L'Herne is a French independent publishing house, known worldwide for its collection Cahiers de L'Herne.

History 

The adventure of L'Herne, this independent publishing house located in the immediate vicinity of the Institut de France and directed by , starts in 1963 with Dominique de Roux.

The first issues are devoted to the great names in literature, philosophy and poetry: Jorge Luis Borges, Witold Gombrowicz, Louis Massignon, Céline, Thomas Mann, Fyodor Dostoyevsky, Friedrich Hölderlin, Henry Corbin and Emmanuel Levinas. From 2000, the focus is on philosophers, critics and contemporary novelists such as Sigmund Freud, Albert Camus, Pablo Picasso, Paul Ricoeur, Claude Lévi-Strauss, Carlos Fuentes, Noam Chomsky, Colette, Vargas Llosa, Patrick Modiano, Simone de Beauvoir, Joseph Conrad, Joseph Roth, Michel Houellebecq.

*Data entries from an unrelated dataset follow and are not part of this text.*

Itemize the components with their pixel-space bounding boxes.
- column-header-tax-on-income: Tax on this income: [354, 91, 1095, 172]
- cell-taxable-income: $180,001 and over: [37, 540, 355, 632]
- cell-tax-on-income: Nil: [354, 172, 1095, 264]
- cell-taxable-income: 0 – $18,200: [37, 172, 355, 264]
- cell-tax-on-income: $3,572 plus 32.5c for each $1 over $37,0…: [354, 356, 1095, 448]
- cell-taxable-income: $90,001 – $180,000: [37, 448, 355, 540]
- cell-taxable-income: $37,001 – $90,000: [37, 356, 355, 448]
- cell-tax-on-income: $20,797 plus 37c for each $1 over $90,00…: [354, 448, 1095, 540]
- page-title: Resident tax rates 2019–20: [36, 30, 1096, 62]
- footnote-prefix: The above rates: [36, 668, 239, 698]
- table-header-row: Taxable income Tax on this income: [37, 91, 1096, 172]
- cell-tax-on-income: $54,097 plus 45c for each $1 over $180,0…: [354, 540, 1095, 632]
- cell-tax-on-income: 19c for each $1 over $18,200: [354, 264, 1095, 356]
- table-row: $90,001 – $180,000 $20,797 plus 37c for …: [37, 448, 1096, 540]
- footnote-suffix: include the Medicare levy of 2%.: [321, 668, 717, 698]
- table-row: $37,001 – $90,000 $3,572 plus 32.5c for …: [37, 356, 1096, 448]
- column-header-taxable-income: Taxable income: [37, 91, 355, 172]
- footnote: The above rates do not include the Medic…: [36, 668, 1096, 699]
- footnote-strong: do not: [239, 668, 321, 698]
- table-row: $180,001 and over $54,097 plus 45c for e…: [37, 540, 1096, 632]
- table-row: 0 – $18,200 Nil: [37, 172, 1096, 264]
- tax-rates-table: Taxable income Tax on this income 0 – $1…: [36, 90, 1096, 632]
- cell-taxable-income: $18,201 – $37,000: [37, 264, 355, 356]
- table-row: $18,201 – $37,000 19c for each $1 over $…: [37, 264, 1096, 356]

These large critical monographs have profoundly influenced the relationship between criticism and literature. Assembling unpublished documents, recollections, testimonies, iconography, and interpretations, the Cahiers are an invitation to discover great authors by a free approach without theoretical crutches, without partisanship. Indeed, the only guiding logic of an issue is to explode preconceptions and go to the heart of the work. More than four thousand collaborators, writers, academics and translators from all over the world have so far participated, off the beaten track, in creating a one-of-a-kind institution.

Carnets de L'Herne 

Les Carnets de L'Herne open, since 2002, a small eclectic door to great contemporary and classical texts, often unknown and rare. They consist of valuable texts, short and radicals, unpublished or missing, written by major thinkers and writers. From Chomsky to St Augustine through Beauvoir or Françoise Sagan, they open a direct access to the thoughts as well as to the fictions of these authors who have formed the thought and the contemporary and classical literature. They are more than 120 composing the range of this rich and graceful collection.

Essais 

The collection Essais opens its pages to texts of great modern and contemporary thinkers keeping the focus on the editorial line that made his reputation. This collection offers comments and reflections of thinkers of our time as much on current issues as fundamental quests of humanity.

Cave Canem 

Cave Canem provides a forum for dissidents and protesters of all countries who raise, sometimes risking their lives, against the tyranny of states, markets and misconceptions. The first issue, in the writings of the famous chess champion Garry Kasparov, denounced the abuses of the Russian regime led by Vladimir Putin. This number was followed by Noam Chomsky’s book on the Occupy movement and Justice for Palestine! an impassioned plea of the Russell Tribunal on Palestine.

Cahiers d'Anthropologie Sociale 

In partnership with the Collège de France, L'Herne publishes the collection of Cahiers d’Anthropologie Sociale under the patronage of Claude Lévi-Strauss, Philippe Descola and Françoise Héritier. The eleven books from this collection provide the readers all the work done in the Laboratory of Social Anthropology at the Collège de France, and also offer a new vision of the anthropological approach on a few major topical issues.

Romans and Écrits 

Finally, Romans and Écrits gather contemporary and classic, foreign and French writers, with the only constant eclecticism of the substance and the excellence of form. This collection reunites big names such as Walter Benjamin, Marguerite Duras, Elizabeth Gaskell, Anthony Trollope, Colette, Franz Hessel, Jose Maria Arguedas, etc.